Drawing on that work, we estimate that if the Senate bill becomes law, 22,900 excess deaths will occur in 2020 — and the figure will grow over time. 26,500 extra deaths will take place in 2026. Over the next decade, we estimate that a total of 208,500 unnecessary deaths will occur if the law is passed…
It can be difficult to know what to say or do when confronted with people so obviously evil- like, the same sort of people who read A Modest Proposal and endorsed its well-reasoned arguments and logical conclusions. Honestly, it’s difficult for me to shake a nagging discomfort when I consider what this really means about my representatives in government. The GOP is not a well-meaning partner with different ideas about how to do the most good for the most people. They aren’t just wrong when their mouthpieces use words like “choice” and “freedom” to describe their “reform” of health insurance in this country.
No, they are opponents whose ideas and arguments are all in service to keeping and expanding the wealth of the already wealthy. It’s always been about the money, and they won’t let anything get in the way of their acquiring more- certainly not something so petty as you or someone you care about’s life.
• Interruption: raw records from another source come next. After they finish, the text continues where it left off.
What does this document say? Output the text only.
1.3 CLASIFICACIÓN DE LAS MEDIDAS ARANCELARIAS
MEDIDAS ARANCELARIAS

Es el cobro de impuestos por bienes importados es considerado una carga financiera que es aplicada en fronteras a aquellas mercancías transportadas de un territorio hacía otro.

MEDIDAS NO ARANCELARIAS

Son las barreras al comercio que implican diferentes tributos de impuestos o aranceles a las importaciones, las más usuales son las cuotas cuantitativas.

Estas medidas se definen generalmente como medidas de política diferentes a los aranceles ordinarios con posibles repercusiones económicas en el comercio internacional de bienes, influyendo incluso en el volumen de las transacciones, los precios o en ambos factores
Even when they have more than they could ever want- the Koch brothers are worth around $85 billion, more than the yearly GDP of most countries on the planet- they are dedicated to funding projects to preserve and expand that wealth with the zeal and passion of a religious adherent.
It’s difficult to find much more to say than that- it’s not even “your money or your life,” it’s “your money and your life.” But one thing that I think is worth touching upon is the secondary and tertiary effects of all that lost insurance beyond mortality. A society with huge numbers of bankruptcies due to medical bills is probably not one with a prosperous economy or rising standards of living. For the lucky duckies out there who don’t die but get through being sick or injured, there are often complications that accompany denied or delayed medical treatment- blindness, deafness, amputations, that sort of thing, destroying their ability to work and forcing them onto disability relief- or onto the street. I’m also not excited about the warped and twisted culture that will inevitably grow out so much death and poverty.
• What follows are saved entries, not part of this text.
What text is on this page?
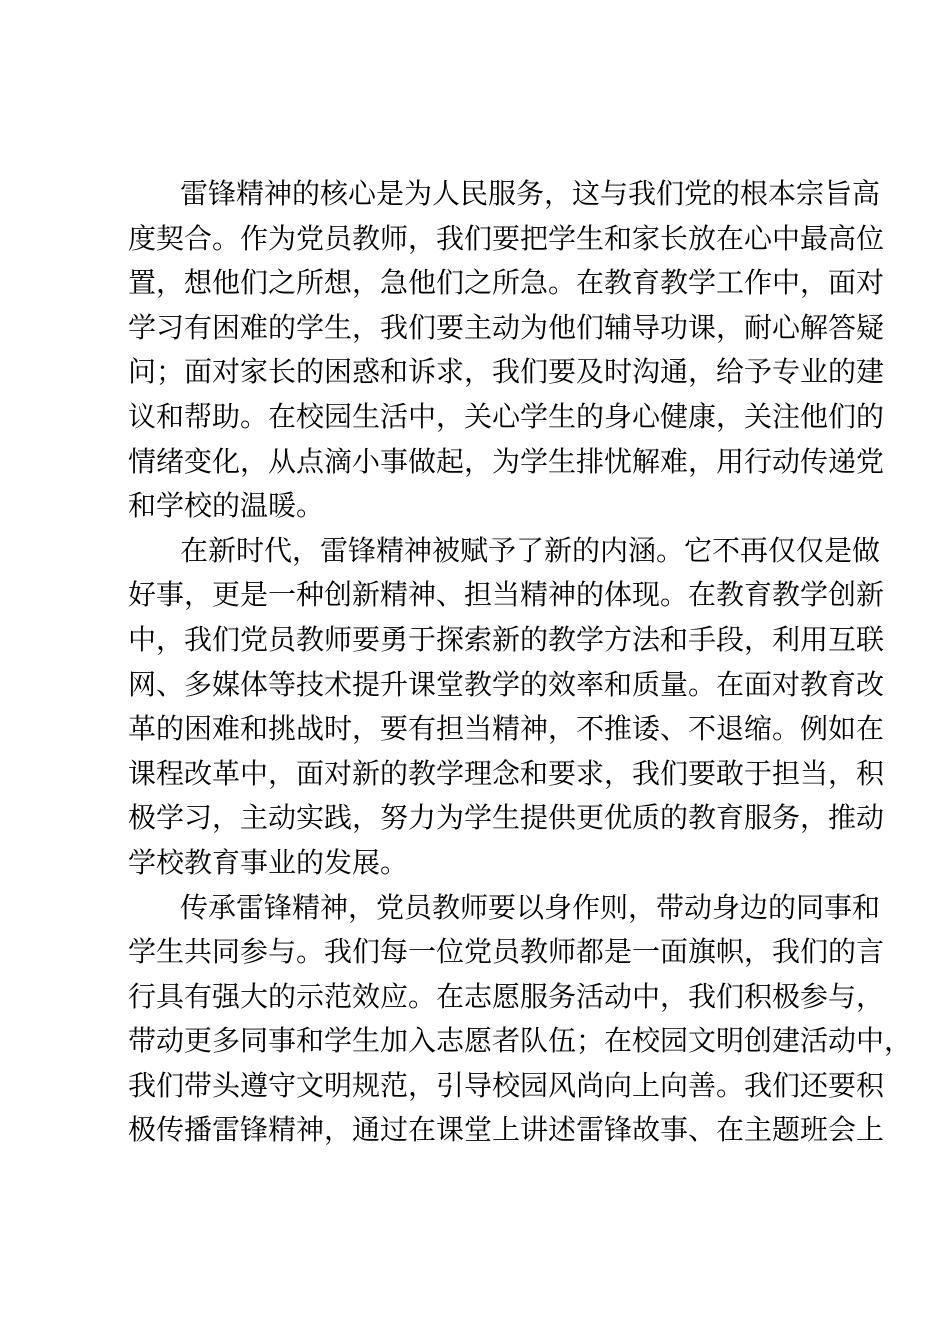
雷锋精神的核心是为人民服务，这与我们党的根本宗旨高
度契合。作为党员教师，我们要把学生和家长放在心中最高位
置，想他们之所想，急他们之所急。在教育教学工作中，面对
学习有困难的学生，我们要主动为他们辅导功课，耐心解答疑
问；面对家长的困惑和诉求，我们要及时沟通，给予专业的建
议和帮助。在校园生活中，关心学生的身心健康，关注他们的
情绪变化，从点滴小事做起，为学生排忧解难，用行动传递党
和学校的温暖。
在新时代，雷锋精神被赋予了新的内涵。它不再仅仅是做
好事，更是一种创新精神、担当精神的体现。在教育教学创新
中，我们党员教师要勇于探索新的教学方法和手段，利用互联
网、多媒体等技术提升课堂教学的效率和质量。在面对教育改
革的困难和挑战时，要有担当精神，不推诿、不退缩。例如在
课程改革中，面对新的教学理念和要求，我们要敢于担当，积
极学习，主动实践，努力为学生提供更优质的教育服务，推动
学校教育事业的发展。
传承雷锋精神，党员教师要以身作则，带动身边的同事和
学生共同参与。我们每一位党员教师都是一面旗帜，我们的言
行具有强大的示范效应。在志愿服务活动中，我们积极参与，
带动更多同事和学生加入志愿者队伍；在校园文明创建活动中，
我们带头遵守文明规范，引导校园风尚向上向善。我们还要积
极传播雷锋精神，通过在课堂上讲述雷锋故事、在主题班会上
In short, you peasants are going to need to work harder and eat less, and many of you are going to die, with the savings passed on to Our Noble Lords and Ladies- that’s the plan they’re selling (though our Supervillain-in-Chief seems confused about what, exactly, they are selling).
If you’re not alright with that, you’re a dissident. Congratulations and welcome aboard! Contact these people and let them know that you like living, you dangerous fucking radical you. The switchboard is still at (202) 224-3121, they will connect you to any Senate office you request. It’s not the sort of thing I like doing or am comfortable doing myself, but nonetheless I did it; it’s quick and easy, and sometimes it makes a difference. Don’t relax- things might look shaky for bill passage now, but they did before the House passed their bill, too.